As a general trend, the new gay Yalie dresses, talks and acts no differently than his straight peers. On a day-to-day basis, “it’s as if they’re straight,” says John. “They don’t need to do anything to assert their identity.” Guillen agrees: “You almost feel like you’re in England, where you can’t tell who’s gay and who’s not.”

Gay students at Yale no longer need to define themselves through opposition to straight culture. “There’s no need to adopt stereotypically gay mannerisms to identify yourself, because no one really cares or is going to object to you if you are gay,” says Guillen.

The real world, of course, is much different. “The struggle among my friends is, what do we do when we leave this place?” says Kathleen Eddy. And not everyone on campus agrees that assimilation is unambiguously positive. “I think that the people who started the Stonewall riots wouldn’t be too pleased with people moving into suburbia and getting a split-level home and buying an SUV and adopting kids,” says Grant Dyson. “It seems to me to be completely out of whack with the whole idea of sexual liberation.”

As a result of the atmosphere of tolerance, gay activists are a dying breed, says Jonathan: “There aren’t many people who are out postering, or trying to be like, ‘Oh, accept us, we’re the same.’ It’s because the rest of the campus is never going to say, ‘Yeah, that’s disgusting.’ So it’s like, who are you protesting to?”

In fact, making a big deal about being gay is seen as distasteful. The unwritten rule is, you can do whatever you want as long as you don’t act like you’re part of an embittered minority. Jimmy Johnson gives an example: “You might get two guys who are dating, and outwardly people wouldn’t even know they were gay. I don’t feel this way, but they might have a negative attitude toward people who were active in the Co-op committee, or someone who’s putting up fliers, because they see that as over the top.”
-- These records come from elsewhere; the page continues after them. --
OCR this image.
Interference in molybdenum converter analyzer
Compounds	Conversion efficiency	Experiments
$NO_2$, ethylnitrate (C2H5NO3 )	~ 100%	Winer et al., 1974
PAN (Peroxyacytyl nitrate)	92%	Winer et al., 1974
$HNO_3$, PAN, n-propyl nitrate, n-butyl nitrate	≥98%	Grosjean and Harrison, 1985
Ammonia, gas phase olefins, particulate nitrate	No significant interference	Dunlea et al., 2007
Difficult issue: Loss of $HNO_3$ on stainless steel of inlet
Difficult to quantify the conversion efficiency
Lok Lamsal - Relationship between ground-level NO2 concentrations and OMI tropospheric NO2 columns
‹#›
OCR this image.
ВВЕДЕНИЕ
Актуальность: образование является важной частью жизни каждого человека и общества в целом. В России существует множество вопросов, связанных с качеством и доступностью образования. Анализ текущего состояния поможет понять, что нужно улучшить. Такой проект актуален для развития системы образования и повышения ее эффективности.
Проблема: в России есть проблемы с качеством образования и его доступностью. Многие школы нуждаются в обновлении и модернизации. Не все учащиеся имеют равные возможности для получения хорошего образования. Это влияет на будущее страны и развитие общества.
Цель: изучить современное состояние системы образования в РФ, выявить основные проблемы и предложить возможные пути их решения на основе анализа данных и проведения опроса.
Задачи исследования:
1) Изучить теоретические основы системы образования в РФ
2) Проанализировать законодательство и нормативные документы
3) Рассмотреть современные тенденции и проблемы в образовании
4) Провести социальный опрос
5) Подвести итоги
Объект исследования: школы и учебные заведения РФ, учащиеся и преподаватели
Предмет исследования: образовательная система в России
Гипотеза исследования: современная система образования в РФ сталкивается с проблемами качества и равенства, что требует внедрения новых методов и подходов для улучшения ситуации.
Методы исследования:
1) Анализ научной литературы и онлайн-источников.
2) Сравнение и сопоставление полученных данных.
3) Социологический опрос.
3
“It’s sort of avoiding the ‘I’m here, I’m queer and I’m pissed off’ attitude, because that just turns everybody else off, especially because it’s so unnecessary,” says Guillen. It’s not just that only a small number of people are involved. Many gay students actually shun activism. “This is going to sound really terrible, but in order to improve their sex lives on campus, people actually try to avoid being labeled as activists,” says Dyson. “People who are out on the front lines are almost viewed as unpopular in a certain way. I’m not going to use the word stigma, because that’s too harsh—but there is a sense of that.”

When I asked Janson Woodlee, a junior who’s out in his singing group, what distinguishes gay people at Yale, he took offense. “That question doesn’t make any sense the way you’re asking it,” he said. “Gay people at Yale are just as diverse and unique as straight people.” Maybe the biggest change is that gay people at Yale don’t feel different anymore.